Olha, who left Novopavlivka earlier this year, has been left in limbo trying to claim support payments.

“They said we’d get UAH 10,800 (€230). It's been three months already and there's no sign of [it]. I appealed to the UN and [they told me] we’re only registering those who left from March 1. Now they say they’re only registering those who left in April,” Olha says.

“We only have UAH 1,500 [per month] for two people to live on. I’m 77, and I’m on medication but I don’t know how to pay for treatment. And that UAH 10,800 can't be obtained anywhere,” she adds, her voice trembling.

Compensation for destroyed homes

The Ukrainian government operates the e-Vidnovlennia program to compensate people if their homes are damaged or destroyed. For those who are able to stay in their homes, the scheme works well.
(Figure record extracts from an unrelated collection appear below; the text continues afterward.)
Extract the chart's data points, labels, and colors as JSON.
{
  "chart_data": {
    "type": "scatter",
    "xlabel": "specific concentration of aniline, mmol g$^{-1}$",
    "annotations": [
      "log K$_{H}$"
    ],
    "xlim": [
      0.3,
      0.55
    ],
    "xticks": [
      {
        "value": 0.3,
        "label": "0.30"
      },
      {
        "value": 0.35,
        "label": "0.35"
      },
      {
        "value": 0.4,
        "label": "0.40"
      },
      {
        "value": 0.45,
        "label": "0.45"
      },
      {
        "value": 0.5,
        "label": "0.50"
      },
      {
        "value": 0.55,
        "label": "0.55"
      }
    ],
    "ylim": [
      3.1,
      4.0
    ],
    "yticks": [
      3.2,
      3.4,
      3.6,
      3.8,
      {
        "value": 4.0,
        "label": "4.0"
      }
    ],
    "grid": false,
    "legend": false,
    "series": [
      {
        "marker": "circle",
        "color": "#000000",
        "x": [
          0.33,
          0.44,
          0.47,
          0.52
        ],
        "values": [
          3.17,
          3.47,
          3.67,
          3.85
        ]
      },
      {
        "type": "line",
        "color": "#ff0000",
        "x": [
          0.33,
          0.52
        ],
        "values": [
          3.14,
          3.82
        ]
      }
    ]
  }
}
A local commission visits your property, assesses the damage, and issues a certificate that you can use to claim money from the scheme.

Ada Wordsworth, founder of KHARPP, a charity that repairs war damage to homes, saw firsthand the impact that e-Vidnovlennia had in villages in Kharkiv oblast that saw fierce fighting in the first months of the war:

“For the year before e-Vidnovlennia existed it felt like there was just this never-ending pool of people [in need of support] and it was just never going to get any smaller. And then e-Vidnovlennia appeared and suddenly 50% of people were getting at least some support.”

But for those who have had to leave their homes the scheme is almost impossible to access, for the simple reason that e-Vidnovlennia commissioners can’t travel into dangerous frontline areas to assess property damage.

None of the IDPs that bne IntelliNews spoke to have applied for compensation under the scheme. They know that their homes have been destroyed, but have no way of providing the necessary evidence to receive compensation.

No way back

According to the World Bank’s most recent Rapid Damage and Needs Assessment report (RDNA4), around 13% of the country’s housing stock has been destroyed or damaged, affecting 2.5mn households. The estimated cost to rebuild this housing is estimated at $83.7bn.

If the war ends this year, then perhaps reconstruction will begin. But for the former residents of cities, towns and villages along the frontline, no amount of money will be able to restore their former lives.

“We don’t have a way back there anymore. Who will restore them, these houses? Nobody. They’ve driven us out, and there won't be anything there anymore,” says Daria. “Somehow, we continue to live, we don't give up, what else can we do? Well, this is our fate, and the fate of the Donbas as well probably. As my cousin says, we’ve just been lost in a game of cards. Lost.”

All names of internally displaced persons in this article have been changed at their request to protect their privacy and security.